Step 1 :We are given that \(\sin s = \frac{5}{13}\) and \(\sin t = -\frac{3}{5}\), and that s is in quadrant I and t is in quadrant III.
Step 2 :Since s is in quadrant I, both \(\sin s\) and \(\cos s\) are positive. Since t is in quadrant III, both \(\sin t\) and \(\cos t\) are negative.
Step 3 :We can use the Pythagorean identity \(\cos^2 x = 1 - \sin^2 x\) to find \(\cos s\) and \(\cos t\).
Step 4 :Then we can substitute these values into the identities to find \(\cos (s+t)\) and \(\cos (s-t)\).
Step 5 :\(\cos s = \sqrt{1 - \sin^2 s} = \sqrt{1 - \left(\frac{5}{13}\right)^2} = \frac{12}{13}\)
Step 6 :\(\cos t = \sqrt{1 - \sin^2 t} = \sqrt{1 - \left(-\frac{3}{5}\right)^2} = -\frac{4}{5}\)
Step 7 :Substitute these values into the identities, we get \(\cos (s+t) = \cos s \cos t - \sin s \sin t = \frac{12}{13} \times -\frac{4}{5} - \frac{5}{13} \times -\frac{3}{5} = -\frac{33}{65}\)
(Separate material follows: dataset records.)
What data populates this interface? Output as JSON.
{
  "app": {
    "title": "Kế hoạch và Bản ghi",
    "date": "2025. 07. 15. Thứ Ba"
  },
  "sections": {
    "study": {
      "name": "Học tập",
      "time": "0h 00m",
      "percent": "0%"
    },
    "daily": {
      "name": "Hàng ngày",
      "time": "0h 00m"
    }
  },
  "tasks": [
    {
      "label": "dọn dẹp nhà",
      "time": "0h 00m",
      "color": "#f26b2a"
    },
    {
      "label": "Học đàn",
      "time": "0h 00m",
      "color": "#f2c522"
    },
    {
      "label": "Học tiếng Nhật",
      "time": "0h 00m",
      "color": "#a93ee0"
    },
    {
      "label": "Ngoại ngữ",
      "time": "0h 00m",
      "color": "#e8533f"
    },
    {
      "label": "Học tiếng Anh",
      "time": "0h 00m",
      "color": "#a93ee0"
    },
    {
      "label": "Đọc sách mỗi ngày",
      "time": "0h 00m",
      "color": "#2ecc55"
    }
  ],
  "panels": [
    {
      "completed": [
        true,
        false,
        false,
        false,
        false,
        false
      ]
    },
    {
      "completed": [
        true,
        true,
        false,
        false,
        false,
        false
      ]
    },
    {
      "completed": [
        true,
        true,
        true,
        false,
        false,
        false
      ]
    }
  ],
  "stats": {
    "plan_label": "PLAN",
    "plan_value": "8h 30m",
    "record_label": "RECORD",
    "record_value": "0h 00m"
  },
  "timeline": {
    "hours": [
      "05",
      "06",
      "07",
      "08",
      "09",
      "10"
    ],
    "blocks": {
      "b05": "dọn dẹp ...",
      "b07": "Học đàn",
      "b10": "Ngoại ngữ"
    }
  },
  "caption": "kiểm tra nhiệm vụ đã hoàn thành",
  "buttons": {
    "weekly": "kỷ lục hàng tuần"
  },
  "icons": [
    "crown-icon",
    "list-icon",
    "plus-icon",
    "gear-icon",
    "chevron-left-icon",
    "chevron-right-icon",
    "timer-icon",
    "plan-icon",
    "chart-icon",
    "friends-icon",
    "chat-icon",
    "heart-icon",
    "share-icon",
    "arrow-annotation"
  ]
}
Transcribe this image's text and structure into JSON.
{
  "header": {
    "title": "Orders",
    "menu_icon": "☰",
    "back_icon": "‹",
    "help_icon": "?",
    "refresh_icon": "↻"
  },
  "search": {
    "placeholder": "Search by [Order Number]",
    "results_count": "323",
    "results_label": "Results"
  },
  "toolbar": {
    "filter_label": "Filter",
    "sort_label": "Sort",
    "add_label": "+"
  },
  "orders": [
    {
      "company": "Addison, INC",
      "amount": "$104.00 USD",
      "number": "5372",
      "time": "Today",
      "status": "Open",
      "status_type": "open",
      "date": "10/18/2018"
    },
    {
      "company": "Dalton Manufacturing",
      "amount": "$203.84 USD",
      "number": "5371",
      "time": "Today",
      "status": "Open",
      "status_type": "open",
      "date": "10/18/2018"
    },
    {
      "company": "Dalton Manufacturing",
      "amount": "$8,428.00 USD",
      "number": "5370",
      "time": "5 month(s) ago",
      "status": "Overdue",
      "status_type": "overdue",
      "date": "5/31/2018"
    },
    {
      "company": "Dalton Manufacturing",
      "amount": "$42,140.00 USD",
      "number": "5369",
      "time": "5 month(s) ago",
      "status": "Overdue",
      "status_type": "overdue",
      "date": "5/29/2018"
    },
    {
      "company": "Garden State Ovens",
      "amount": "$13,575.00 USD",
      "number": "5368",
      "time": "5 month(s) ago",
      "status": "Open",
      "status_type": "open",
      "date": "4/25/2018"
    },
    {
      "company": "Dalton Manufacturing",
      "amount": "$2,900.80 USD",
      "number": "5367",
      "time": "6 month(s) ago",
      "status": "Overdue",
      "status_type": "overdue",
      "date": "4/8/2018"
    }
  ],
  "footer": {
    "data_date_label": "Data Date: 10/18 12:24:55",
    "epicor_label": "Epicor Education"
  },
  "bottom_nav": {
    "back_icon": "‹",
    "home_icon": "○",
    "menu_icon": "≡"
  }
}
Step 8 :And \(\cos (s-t) = \cos s \cos t + \sin s \sin t = \frac{12}{13} \times -\frac{4}{5} + \frac{5}{13} \times \frac{3}{5} = -\frac{63}{65}\)
Step 9 :Final Answer: The cosine of the sum of s and t is \(\boxed{-\frac{33}{65}}\) and the cosine of the difference of s and t is \(\boxed{-\frac{63}{65}}\)